Le mardi 11 juin 1940, alors que les armées françaises sont en pleine déroute et que les Allemands s’approchent de Paris inexorablement, l’écrivain Paul Léautaud, qui demeure dans un petit pavillon de la banlieu parisienne écrit dans son journal; le jardinier des deux riches propriétaires à côté de chez moi est parti ce matin à pied, avec sa femme et son mioche, leurs affaires dans une bouette, sans trop savoir où ils allaient, laissant là avec les deux bonnes, ses deux vieilles patronnes, Ce qu’il ignore c’est que le couple, originaire des Ardennes, avaient déjà dû quitter son village précipitamment en 1914 pour fuir l’invasion allemande. En ce printemps 1940, le drame recommence. Il part rejoindre sur les routes les dix millions de français, de Belges d'Hollandais et de Luxembourgeois qui, depuis un mois abandonnent leur maison et leur travail pour échapper à la guerre et à l’occupation ennemie. Ce mouvement de population d’une ampleur jamais vue jusqu’alors a tellement frappé les contemporains qu’ils l’on baptisé d’un terme emprunté à l’ancien testament : l’exode.

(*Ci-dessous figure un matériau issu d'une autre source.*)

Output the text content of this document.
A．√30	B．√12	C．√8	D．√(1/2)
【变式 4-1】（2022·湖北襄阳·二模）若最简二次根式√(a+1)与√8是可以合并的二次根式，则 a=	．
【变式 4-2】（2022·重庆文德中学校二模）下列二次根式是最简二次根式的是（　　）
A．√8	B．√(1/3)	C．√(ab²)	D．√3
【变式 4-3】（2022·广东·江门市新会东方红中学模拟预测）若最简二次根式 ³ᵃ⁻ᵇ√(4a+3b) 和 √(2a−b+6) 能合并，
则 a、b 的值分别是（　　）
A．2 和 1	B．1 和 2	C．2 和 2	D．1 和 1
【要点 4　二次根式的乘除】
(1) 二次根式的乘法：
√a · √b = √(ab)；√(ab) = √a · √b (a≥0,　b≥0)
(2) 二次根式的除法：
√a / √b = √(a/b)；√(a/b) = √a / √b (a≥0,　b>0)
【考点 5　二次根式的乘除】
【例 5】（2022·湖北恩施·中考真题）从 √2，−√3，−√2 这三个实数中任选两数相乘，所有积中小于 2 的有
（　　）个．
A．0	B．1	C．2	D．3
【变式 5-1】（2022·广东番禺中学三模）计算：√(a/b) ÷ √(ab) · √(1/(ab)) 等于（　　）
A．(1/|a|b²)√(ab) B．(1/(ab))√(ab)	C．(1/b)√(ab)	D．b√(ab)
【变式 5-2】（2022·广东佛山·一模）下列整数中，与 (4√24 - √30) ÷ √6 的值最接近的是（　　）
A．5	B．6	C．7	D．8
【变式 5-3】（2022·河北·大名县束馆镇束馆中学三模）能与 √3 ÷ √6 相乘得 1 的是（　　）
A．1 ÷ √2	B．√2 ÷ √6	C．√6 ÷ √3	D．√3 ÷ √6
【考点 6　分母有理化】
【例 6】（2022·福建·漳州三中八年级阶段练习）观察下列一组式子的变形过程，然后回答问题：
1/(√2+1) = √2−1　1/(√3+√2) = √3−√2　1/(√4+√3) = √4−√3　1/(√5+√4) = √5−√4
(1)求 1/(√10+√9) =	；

Lorsque la France se résout à entrer en guerre, le 3 septembre 1939, les pouvoirs publics ont tout prévu pour protéger les populations civiles menacées par les opérations militaires, enfin de ne pas être pris au dépourvu comme en 1914. Des plans d’évacuation ont été établis en juin 1935 et en janvier 1938 : les habitants du Nord et du Pas-de-Calais devront rallier les départements bretons, ceux des Ardennes rejoindront la Vendée et les Deux-Sèvres; ceux du Bas-Rhin seront accueillis en Haute-Vienne et en Dordogne; ceux du Haut-Rhin dans le Lot-et-Garonne, le Gres et les  Basses-Pyrénées. Des départements d’accueil sont également prévus pour les habitants de la Moselle, de la Meurthe-et-Moselle, du territoire de Belfort et ceux des départements proches de la frontière italienne. De même, des zones d’accueil sont créées afin de protéger des bombardements les populations des grandes villes.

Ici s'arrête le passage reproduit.